Monday, September 29, 2008

The Debate

I thought the debate Friday night was unexceptional. John McCain obviously knows the world stage very well. That alone is a refreshing change. But Obama clearly knows it, too, and I think he held his own on details and in tone. I didn't hear any major mistakes, though McCain displayed a dash of that impulsiveness that rightly scares some people when he basically ad-libbed a suggestion of a federal spending freeze. Except for the military, of course. Yikes.

As it's been widely noted, McCain's body language was not encouraging. I actually think the way in which he's most out of step with the country is that he seems to have real disdain for Obama. From my experience talking to people who likely won't vote for Obama, they still respect him and find him likable. Not McCain. When he repeatedly said that Obama "didn't understand," he was almost always just talking about differences of opinion. I think Obama "understands" just fine, and it would behoove McCain to move away from that tactic (!) and focus more on arguing for his case than belittling Obama. Didn't work for the Clintons.

If the polls are to be believed, and Obama has a small but noticeable lead, then Friday night should have helped him. He seemed presidential -- as he always does to me -- and McCain's substance was counterbalanced by his shifty, grumpy style, which I don't think undecideds will find palatable. But what do I know.

Palin remains a huge factor. I'm not sure if there's anyone out there still willing to defend the substance of her, but my word -- I do sympathize with her, until I remember that she could have said no when asked. It's true that politicians who are polarizing purely on the issues can galvanize their side. But comprehensive disasters are just disasters, and it's hard to see how she won't continue to significantly hurt the ticket. As much as I like Obama, and as much as I believe McCain is qualified (until I start thinking -- at all -- about the Palin pick), the fact is that either president is going to inherit a real mess in this country, on multiple levels. It's a serious time.
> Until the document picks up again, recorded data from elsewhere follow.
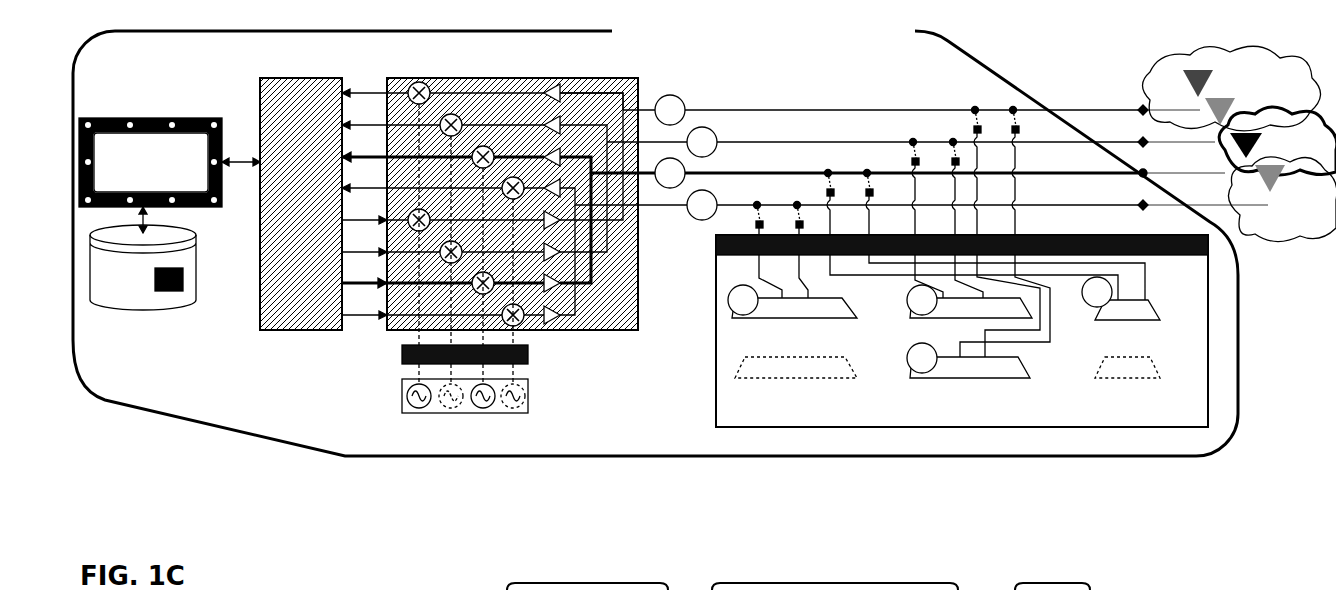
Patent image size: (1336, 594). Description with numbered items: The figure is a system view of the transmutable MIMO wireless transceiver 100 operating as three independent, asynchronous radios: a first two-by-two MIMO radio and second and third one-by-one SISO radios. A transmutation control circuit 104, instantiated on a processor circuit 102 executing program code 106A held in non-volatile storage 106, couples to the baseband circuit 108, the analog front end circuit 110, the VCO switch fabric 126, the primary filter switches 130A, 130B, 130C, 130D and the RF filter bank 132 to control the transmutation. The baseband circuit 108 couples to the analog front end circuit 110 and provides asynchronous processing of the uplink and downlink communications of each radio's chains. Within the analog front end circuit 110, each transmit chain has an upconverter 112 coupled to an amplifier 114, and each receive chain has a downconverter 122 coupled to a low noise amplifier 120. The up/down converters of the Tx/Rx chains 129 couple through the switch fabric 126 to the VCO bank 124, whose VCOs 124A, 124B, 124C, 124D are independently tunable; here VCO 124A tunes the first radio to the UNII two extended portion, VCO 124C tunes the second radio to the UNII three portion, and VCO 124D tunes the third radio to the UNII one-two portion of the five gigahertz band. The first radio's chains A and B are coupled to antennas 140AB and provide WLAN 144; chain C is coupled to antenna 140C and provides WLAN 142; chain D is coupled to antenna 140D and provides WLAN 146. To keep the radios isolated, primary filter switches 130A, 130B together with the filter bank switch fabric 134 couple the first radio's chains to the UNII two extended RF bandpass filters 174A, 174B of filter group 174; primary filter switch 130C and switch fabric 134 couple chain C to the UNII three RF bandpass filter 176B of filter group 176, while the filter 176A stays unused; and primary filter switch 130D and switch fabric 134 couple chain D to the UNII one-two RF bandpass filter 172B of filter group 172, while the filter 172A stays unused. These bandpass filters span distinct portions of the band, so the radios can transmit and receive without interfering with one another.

The MIMO wireless transceiver 100 is at (1205, 458).
The processor circuit 102 is at (150, 118).
The transmutation control circuit 104 is at (193, 125).
The non-volatile storage 106 is at (188, 228).
The program code 106A is at (155, 279).
The baseband circuit 108 is at (275, 332).
The analog front end circuit 110 is at (638, 332).
The upconverters 112 is at (521, 334).
The amplifiers 114 is at (560, 332).
The low noise amplifier 120 is at (586, 70).
The downconverters 122 is at (400, 78).
The voltage-controlled oscillator bank 124 is at (402, 382).
The VCO 124A is at (408, 408).
The VCO B 124B is at (451, 396).
The VCO 124C is at (492, 408).
The VCO 124D is at (525, 404).
The switch fabric 126 is at (402, 350).
The Tx/Rx chains 129 is at (682, 101).
The primary filter switch 130A is at (975, 108).
The primary filter switch 130B is at (913, 140).
The primary filter switch 130C is at (828, 171).
The primary filter switch 130D is at (760, 203).
The RF filter bank 132 is at (716, 310).
The filter bank switch fabric 134 is at (716, 250).
The antennas 140AB is at (1231, 97).
The antenna 140C is at (1260, 160).
The antenna 140D is at (1275, 195).
The WLAN 142 is at (1222, 150).
The WLAN 144 is at (1150, 75).
The WLAN 146 is at (1305, 242).
The UNII 1-2 channel 172 is at (562, 584).
The UNII 1-2 RF bandpass filter 172A is at (798, 380).
The UNII 1-2 RF bandpass filter 172B is at (790, 320).
The UNII 2 Extended filters 174 is at (809, 577).
The UNII 2 Extended RF bandpass filter 174A is at (985, 380).
The UNII 2 Extended RF bandpass filter 174B is at (1010, 320).
The UNII 3 filters 176 is at (1032, 577).
The UNII 3 RF bandpass filter 176A is at (1135, 380).
The UNII 3 RF bandpass filter 176B is at (1135, 322).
Palin's not a serious figure.

5 Comments:

Blogger Kraig said...

I don't know what's more astonishing to me---the bad advice that McCain has been getting from his advisors, or the fact that he's been seemingly eager to accept it. This is a winnable election for him, but he's basically blown it. Is there any doubt that a true-to-McCain campaign in which he picked a reasonable VP, treated his opponent with grace and respect, and generally acted as the McCain most moderates and independents had come to admire, would be winning this race? McCain lost this race (or at least IS losing) by turning people like me from simply preferring Obama to being outright AGAINST McCain. That's a big switch. It means lazy Democrats like myself won't be staying home this year---and there are a lot of lazy Democrats.
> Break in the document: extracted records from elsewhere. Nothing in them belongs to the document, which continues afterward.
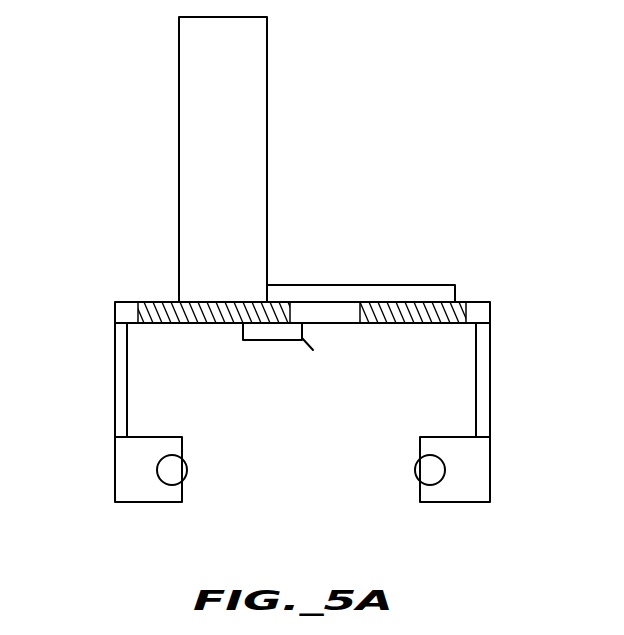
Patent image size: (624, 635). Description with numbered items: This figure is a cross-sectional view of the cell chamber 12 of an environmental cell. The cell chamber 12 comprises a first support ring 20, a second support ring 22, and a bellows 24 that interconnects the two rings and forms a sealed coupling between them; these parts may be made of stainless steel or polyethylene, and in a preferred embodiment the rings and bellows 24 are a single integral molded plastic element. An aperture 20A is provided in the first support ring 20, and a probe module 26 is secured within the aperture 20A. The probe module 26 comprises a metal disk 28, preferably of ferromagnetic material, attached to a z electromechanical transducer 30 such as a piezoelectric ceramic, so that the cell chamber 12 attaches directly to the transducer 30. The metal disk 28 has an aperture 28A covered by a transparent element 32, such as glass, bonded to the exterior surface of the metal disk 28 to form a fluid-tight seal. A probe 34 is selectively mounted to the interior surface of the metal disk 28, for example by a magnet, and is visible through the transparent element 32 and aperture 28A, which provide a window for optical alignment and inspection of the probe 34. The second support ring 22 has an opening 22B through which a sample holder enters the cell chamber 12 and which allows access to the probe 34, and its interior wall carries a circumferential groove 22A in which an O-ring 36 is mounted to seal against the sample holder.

The cell chamber 12 is at (340, 88).
The z electromechanical transducer 30 is at (248, 180).
The transparent element 32 is at (410, 293).
The probe module 26 is at (145, 263).
The first support ring 20 is at (314, 329).
The aperture 20A is at (150, 302).
The metal disk 28 is at (442, 327).
The aperture 28A is at (332, 318).
The probe 34 is at (272, 342).
The bellows 24 is at (480, 382).
The second support ring 22 is at (339, 479).
The O-ring 36 is at (176, 470).
The circumferential groove 22A is at (426, 470).
The opening 22B is at (297, 462).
Prior to this year I had said it's a no-lose election. I had predicted McCain would be the nominee and, even if he won, would represent a significant improvement in the White House. While I still think he'd be an upgrade, I've gone from being totally certain of that to totally uncertain. I don't know who this McCain is, but he's managed to change my opinion of him to a negative one. McCain is going to end up doing the one thing I thought for sure he couldn't achieve---drive Democrats to the polls. That was my biggest ci concern...that McCain would be so palatable a choice as to diminish voter interest. If there's less at stake, there's less reason to vote (so the theory goes). McCain has succeeded in making it seem to Democrats that staying home is just not an option. He may have been right about the surge, but he was wrong about this strategy/tactic/approach/maneuver.

5:24 PM  
Blogger litelysalted said...

About Palin not saying no...

The thing that really frightens me the most is that not only did she not say no, but she didn't even think about saying no. When asked if she had to think about it, she said "she didn't even blink." What kind of person doesn't outweigh the very serious pros and cons before making a major decision like that? Not someone I'd want making the important decisions that affect myself and my country, that's for damn sure.

6:39 PM  
Blogger Kraig said...

To be fair--Palin no doubt had given the decision plenty of thought beforehand. Her being asked was not the first she had heard of the possibility, but your point is taken. I have less of a problem with her saying "yes" than I do, obviously, with McCain asking her at all. I don't doubt that she thinks she's capable of doing the job, but certainty in one's beliefs isn't as much of a virtue as she thinks.

7:38 PM  
Anonymous pf said...

Interesting point about McCain's seeming disdain for Obama. For me, the most telling aspect of McCain's body language (because for all I know the rest might be attributable to the war injury) was that unlike Obama, he couldn't make eye contact with his opponent. To me that made him seem nervous or, worse, afraid -- but disdain is another interesting interpretation. In either case, it seems to indicate some threshold beyond which McCain is unable to articulate a meaningful response, and whether it's because he's too nervous or too angry, who knows -- he just seems stymied. Doesn't exactly inspire confidence. Makes him seem like a mere politician, unable to think beyond Us and Them.

12:04 PM  
Anonymous Anonymous said...

From my own experience, if I dislike someone -- I can barely bring myself to look at them and if I'm afraid of them -- I watch them very, very closely.

Obama was gracious throughout. A statesman.
His campaign is moving ahead like a Ship of State.